Усаживались нешумно, тоже с какой-то неожиданной вежливостью, приговаривали, называя друг друга по имени-отчеству.

— Садись, садись, Митрофан Иваныч, садись. Натрудил небось свои культяпки.

— Василий Васильевич, присаживайся!

— Не толкнул ли я тебя, Иван Петрович?

— Ничего…

Как и всегда, первое слово взял Слядников.

— Товарищи фронтовики! — сказал он и оглядел присутствующих, подолгу останавливаясь взглядом на каждом. — Вот и опять собрались мы отметить великий наш праздник. Тридцать первый годик повалил, как живем без войны, а забыть нам ее не дано. В какой двор ни ткни, всюду она принесла горе. В одно Саватеево не пришло тридцать шесть мужиков, все там легли, на фронтах Великой Отечественной… Это уж принято так говорить — мужики. А какой, к примеру, мужик Коля Угловский? Девятнадцати не было. Замучили его, ногти рвали, штыками кололи, жгли каленым железом.

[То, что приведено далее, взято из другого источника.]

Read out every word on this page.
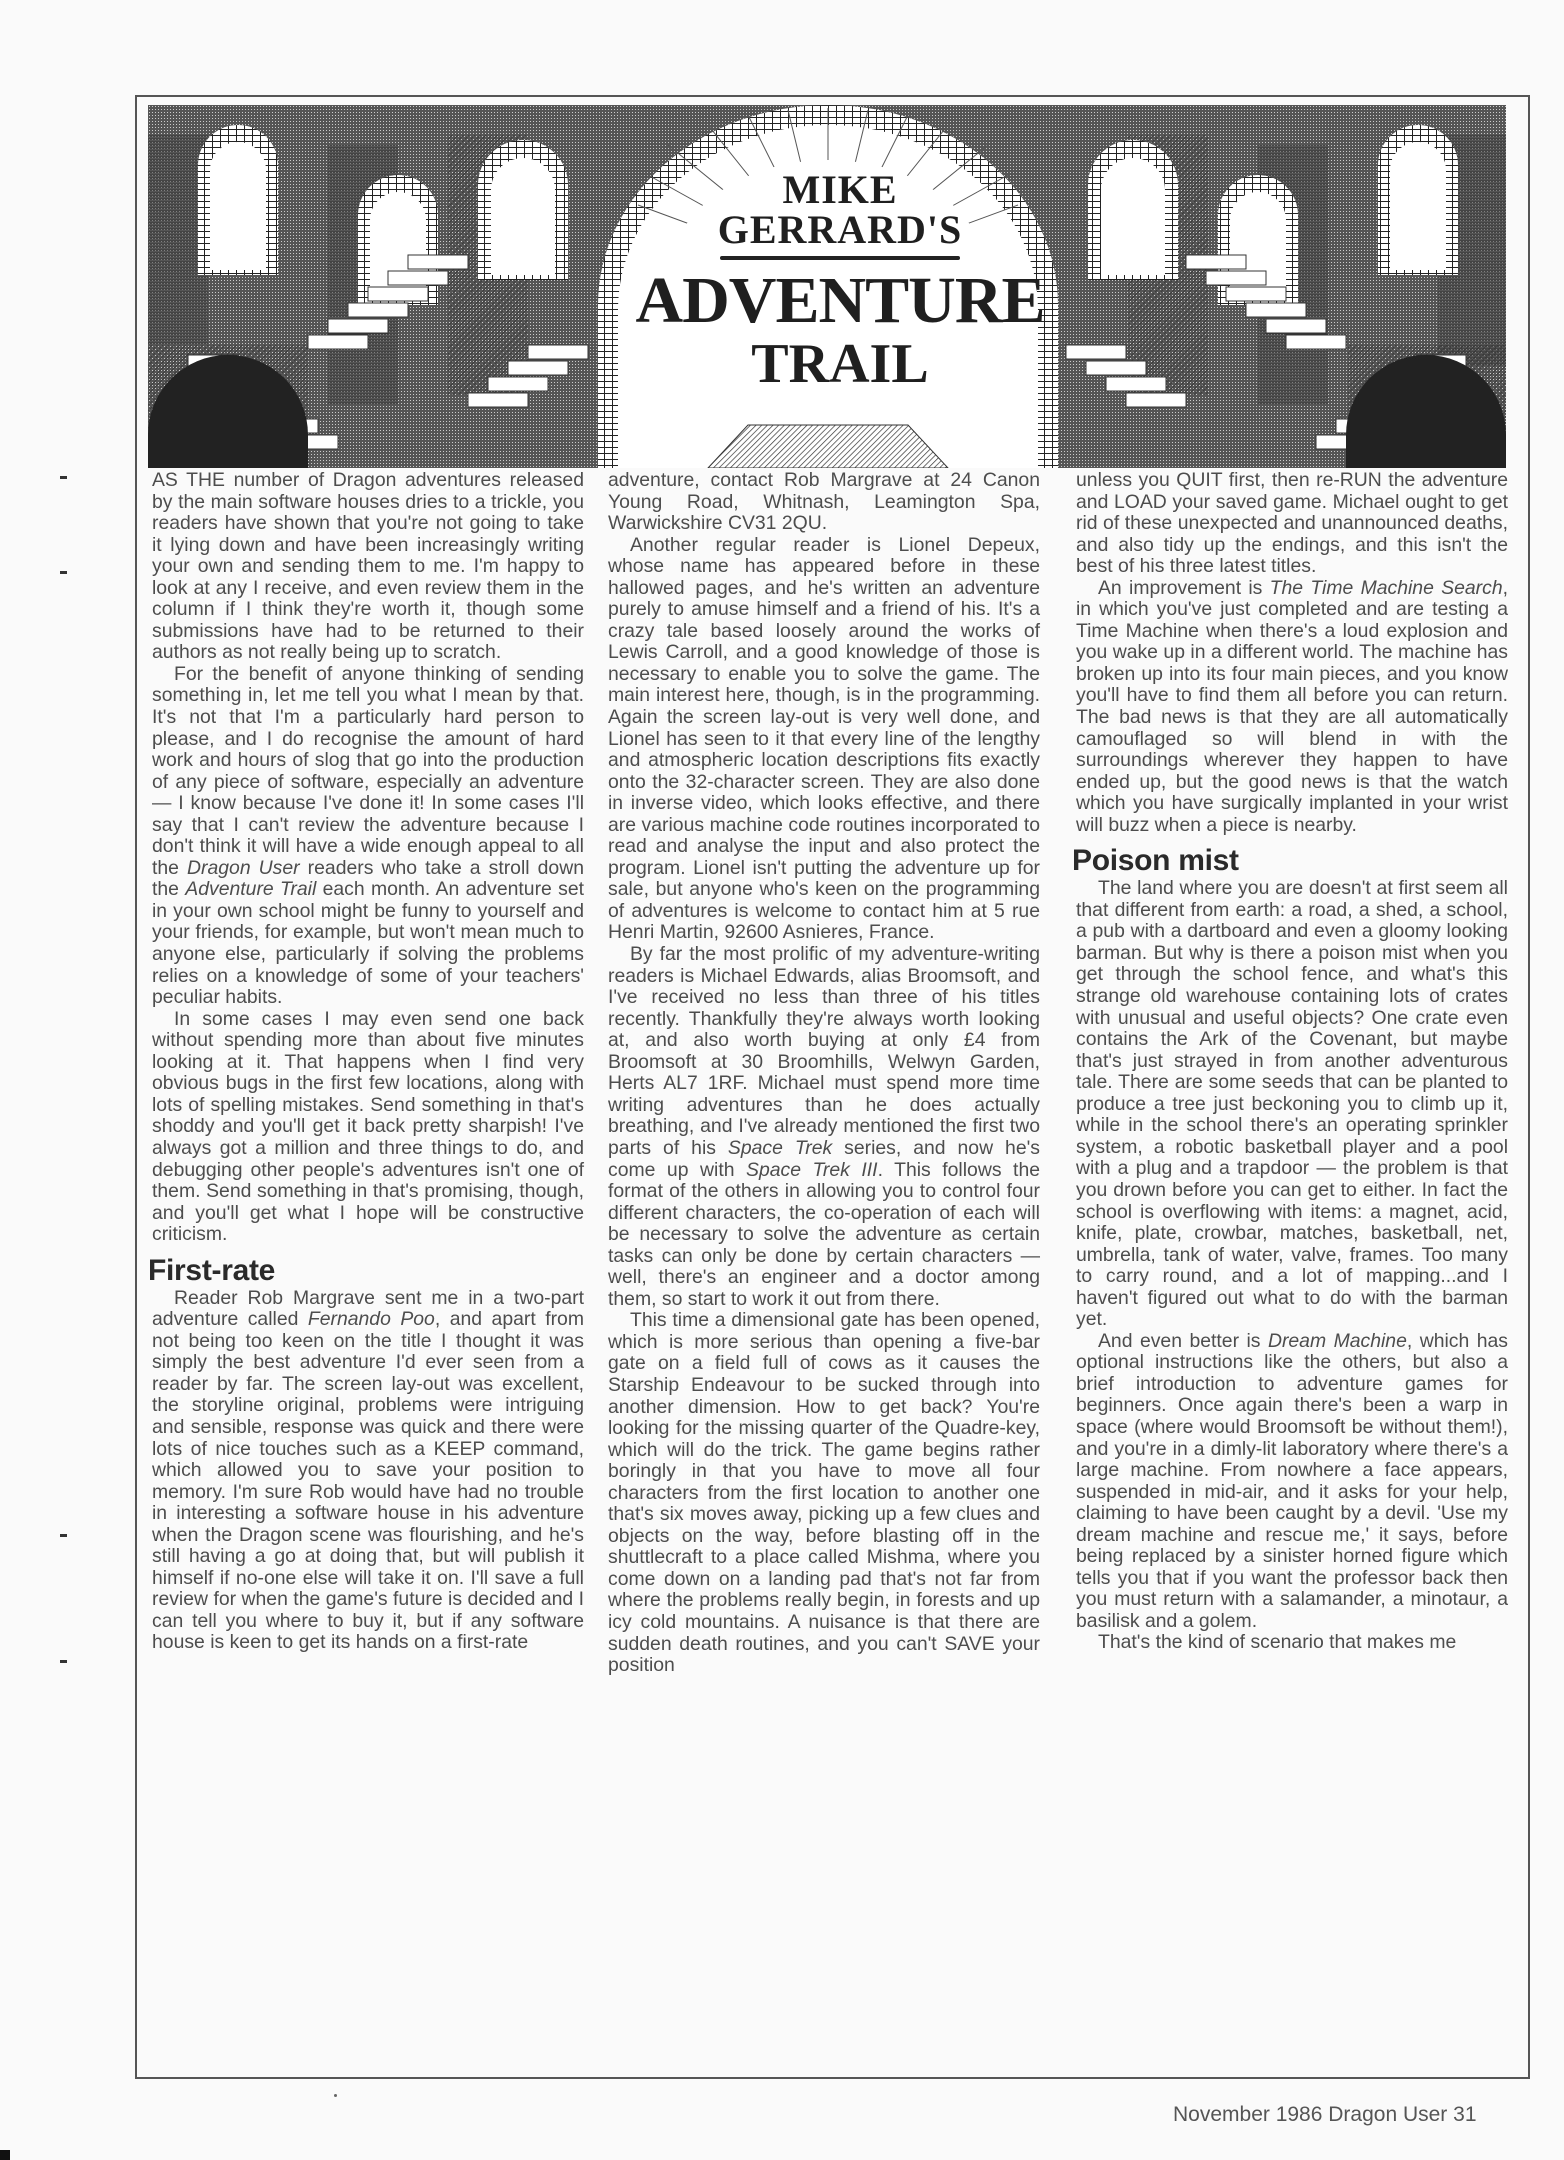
MIKE
GERRARD'S
ADVENTURE
TRAIL

AS THE number of Dragon adventures released by the main software houses dries to a trickle, you readers have shown that you're not going to take it lying down and have been increasingly writing your own and sending them to me. I'm happy to look at any I receive, and even review them in the column if I think they're worth it, though some submissions have had to be returned to their authors as not really being up to scratch.

For the benefit of anyone thinking of sending something in, let me tell you what I mean by that. It's not that I'm a particularly hard person to please, and I do recognise the amount of hard work and hours of slog that go into the production of any piece of software, especially an adventure — I know because I've done it! In some cases I'll say that I can't review the adventure because I don't think it will have a wide enough appeal to all the Dragon User readers who take a stroll down the Adventure Trail each month. An adventure set in your own school might be funny to yourself and your friends, for example, but won't mean much to anyone else, particularly if solving the problems relies on a knowledge of some of your teachers' peculiar habits.

In some cases I may even send one back without spending more than about five minutes looking at it. That happens when I find very obvious bugs in the first few locations, along with lots of spelling mistakes. Send something in that's shoddy and you'll get it back pretty sharpish! I've always got a million and three things to do, and debugging other people's adventures isn't one of them. Send something in that's promising, though, and you'll get what I hope will be constructive criticism.

First-rate

Reader Rob Margrave sent me in a two-part adventure called Fernando Poo, and apart from not being too keen on the title I thought it was simply the best adventure I'd ever seen from a reader by far. The screen lay-out was excellent, the storyline original, problems were intriguing and sensible, response was quick and there were lots of nice touches such as a KEEP command, which allowed you to save your position to memory. I'm sure Rob would have had no trouble in interesting a software house in his adventure when the Dragon scene was flourishing, and he's still having a go at doing that, but will publish it himself if no-one else will take it on. I'll save a full review for when the game's future is decided and I can tell you where to buy it, but if any software house is keen to get its hands on a first-rate

adventure, contact Rob Margrave at 24 Canon Young Road, Whitnash, Leamington Spa, Warwickshire CV31 2QU.

Another regular reader is Lionel Depeux, whose name has appeared before in these hallowed pages, and he's written an adventure purely to amuse himself and a friend of his. It's a crazy tale based loosely around the works of Lewis Carroll, and a good knowledge of those is necessary to enable you to solve the game. The main interest here, though, is in the programming. Again the screen lay-out is very well done, and Lionel has seen to it that every line of the lengthy and atmospheric location descriptions fits exactly onto the 32-character screen. They are also done in inverse video, which looks effective, and there are various machine code routines incorporated to read and analyse the input and also protect the program. Lionel isn't putting the adventure up for sale, but anyone who's keen on the programming of adventures is welcome to contact him at 5 rue Henri Martin, 92600 Asnieres, France.

By far the most prolific of my adventure-writing readers is Michael Edwards, alias Broomsoft, and I've received no less than three of his titles recently. Thankfully they're always worth looking at, and also worth buying at only £4 from Broomsoft at 30 Broomhills, Welwyn Garden, Herts AL7 1RF. Michael must spend more time writing adventures than he does actually breathing, and I've already mentioned the first two parts of his Space Trek series, and now he's come up with Space Trek III. This follows the format of the others in allowing you to control four different characters, the co-operation of each will be necessary to solve the adventure as certain tasks can only be done by certain characters — well, there's an engineer and a doctor among them, so start to work it out from there.

This time a dimensional gate has been opened, which is more serious than opening a five-bar gate on a field full of cows as it causes the Starship Endeavour to be sucked through into another dimension. How to get back? You're looking for the missing quarter of the Quadre-key, which will do the trick. The game begins rather boringly in that you have to move all four characters from the first location to another one that's six moves away, picking up a few clues and objects on the way, before blasting off in the shuttlecraft to a place called Mishma, where you come down on a landing pad that's not far from where the problems really begin, in forests and up icy cold mountains. A nuisance is that there are sudden death routines, and you can't SAVE your position

unless you QUIT first, then re-RUN the adventure and LOAD your saved game. Michael ought to get rid of these unexpected and unannounced deaths, and also tidy up the endings, and this isn't the best of his three latest titles.

An improvement is The Time Machine Search, in which you've just completed and are testing a Time Machine when there's a loud explosion and you wake up in a different world. The machine has broken up into its four main pieces, and you know you'll have to find them all before you can return. The bad news is that they are all automatically camouflaged so will blend in with the surroundings wherever they happen to have ended up, but the good news is that the watch which you have surgically implanted in your wrist will buzz when a piece is nearby.

Poison mist

The land where you are doesn't at first seem all that different from earth: a road, a shed, a school, a pub with a dartboard and even a gloomy looking barman. But why is there a poison mist when you get through the school fence, and what's this strange old warehouse containing lots of crates with unusual and useful objects? One crate even contains the Ark of the Covenant, but maybe that's just strayed in from another adventurous tale. There are some seeds that can be planted to produce a tree just beckoning you to climb up it, while in the school there's an operating sprinkler system, a robotic basketball player and a pool with a plug and a trapdoor — the problem is that you drown before you can get to either. In fact the school is overflowing with items: a magnet, acid, knife, plate, crowbar, matches, basketball, net, umbrella, tank of water, valve, frames. Too many to carry round, and a lot of mapping...and I haven't figured out what to do with the barman yet.

And even better is Dream Machine, which has optional instructions like the others, but also a brief introduction to adventure games for beginners. Once again there's been a warp in space (where would Broomsoft be without them!), and you're in a dimly-lit laboratory where there's a large machine. From nowhere a face appears, suspended in mid-air, and it asks for your help, claiming to have been caught by a devil. 'Use my dream machine and rescue me,' it says, before being replaced by a sinister horned figure which tells you that if you want the professor back then you must return with a salamander, a minotaur, a basilisk and a golem.

That's the kind of scenario that makes me

November 1986 Dragon User 31
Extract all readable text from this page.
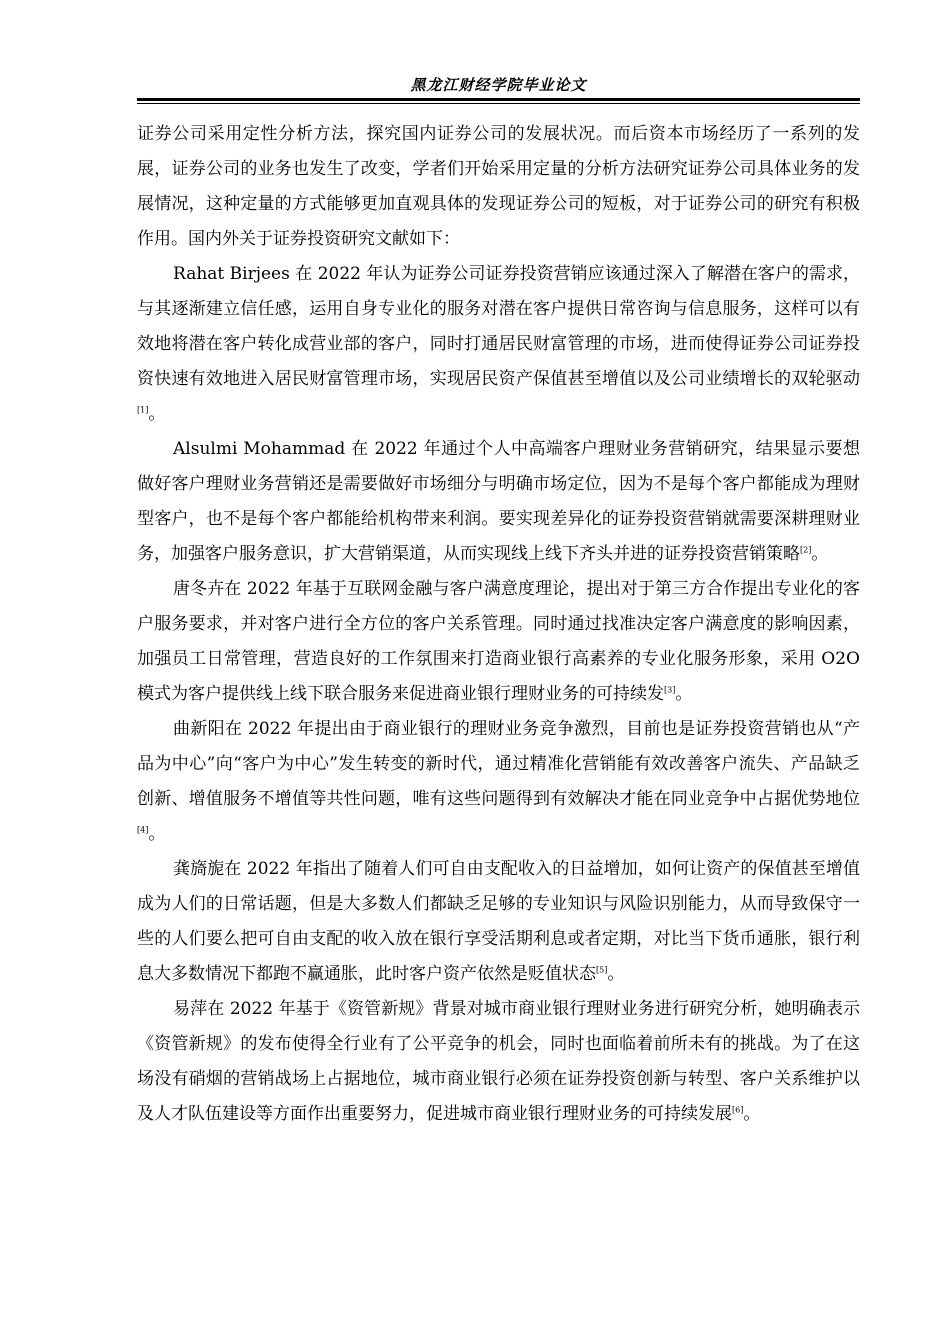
黑龙江财经学院毕业论文

证券公司采用定性分析方法，探究国内证券公司的发展状况。而后资本市场经历了一系列的发展，证券公司的业务也发生了改变，学者们开始采用定量的分析方法研究证券公司具体业务的发展情况，这种定量的方式能够更加直观具体的发现证券公司的短板，对于证券公司的研究有积极作用。国内外关于证券投资研究文献如下：

Rahat Birjees 在 2022 年认为证券公司证券投资营销应该通过深入了解潜在客户的需求，与其逐渐建立信任感，运用自身专业化的服务对潜在客户提供日常咨询与信息服务，这样可以有效地将潜在客户转化成营业部的客户，同时打通居民财富管理的市场，进而使得证券公司证券投资快速有效地进入居民财富管理市场，实现居民资产保值甚至增值以及公司业绩增长的双轮驱动[1]。

Alsulmi Mohammad 在 2022 年通过个人中高端客户理财业务营销研究，结果显示要想做好客户理财业务营销还是需要做好市场细分与明确市场定位，因为不是每个客户都能成为理财型客户，也不是每个客户都能给机构带来利润。要实现差异化的证券投资营销就需要深耕理财业务，加强客户服务意识，扩大营销渠道，从而实现线上线下齐头并进的证券投资营销策略[2]。

唐冬卉在 2022 年基于互联网金融与客户满意度理论，提出对于第三方合作提出专业化的客户服务要求，并对客户进行全方位的客户关系管理。同时通过找准决定客户满意度的影响因素，加强员工日常管理，营造良好的工作氛围来打造商业银行高素养的专业化服务形象，采用 O2O 模式为客户提供线上线下联合服务来促进商业银行理财业务的可持续发[3]。

曲新阳在 2022 年提出由于商业银行的理财业务竞争激烈，目前也是证券投资营销也从“产品为中心”向“客户为中心”发生转变的新时代，通过精准化营销能有效改善客户流失、产品缺乏创新、增值服务不增值等共性问题，唯有这些问题得到有效解决才能在同业竞争中占据优势地位[4]。

龚旖旎在 2022 年指出了随着人们可自由支配收入的日益增加，如何让资产的保值甚至增值成为人们的日常话题，但是大多数人们都缺乏足够的专业知识与风险识别能力，从而导致保守一些的人们要么把可自由支配的收入放在银行享受活期利息或者定期，对比当下货币通胀，银行利息大多数情况下都跑不赢通胀，此时客户资产依然是贬值状态[5]。

易萍在 2022 年基于《资管新规》背景对城市商业银行理财业务进行研究分析，她明确表示《资管新规》的发布使得全行业有了公平竞争的机会，同时也面临着前所未有的挑战。为了在这场没有硝烟的营销战场上占据地位，城市商业银行必须在证券投资创新与转型、客户关系维护以及人才队伍建设等方面作出重要努力，促进城市商业银行理财业务的可持续发展[6]。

Молчал. Жил он среди нас, все вы его знали, паренек как паренек, худенький, небольшого росточка, а когда пришла пора, и оказал он наш русский характер! Теперь стоит, бронзовый, в белорусской деревне, зимой и летом — живые цветы. Сам видел. — Слядников помолчал, вновь обвел взглядом притихших мужиков. — Стареем и мы, фронтовики. Стареем и умираем. Сегодня с нами не сидят и не празднуют Ведров Павел Игнатьевич и Уваров Степан Трофимович. Ничего не поделаешь. Жизнь! Они честно воевали, честно работали, и мы их будем помнить всегда.

Потом председатель обо всех сказал добрые слова, не забыл и Мишу Клина, хорошо отозвался как о работнике и не преминул напомнить, что именно он, Михаил Гришин, единственный из сидящих здесь, оставил памятку на рейхстаге. И все посмотрели на Мишу, а доктор наук Рассохин как-то по-особенному глянул на него и помахал рукой. И Миша ему помахал. Он сидел рядом с Митрохой-безногим и одним из братьев Таланов, Егорием, уверенным мужчиной с резким, будто выточенным из камня, лицом.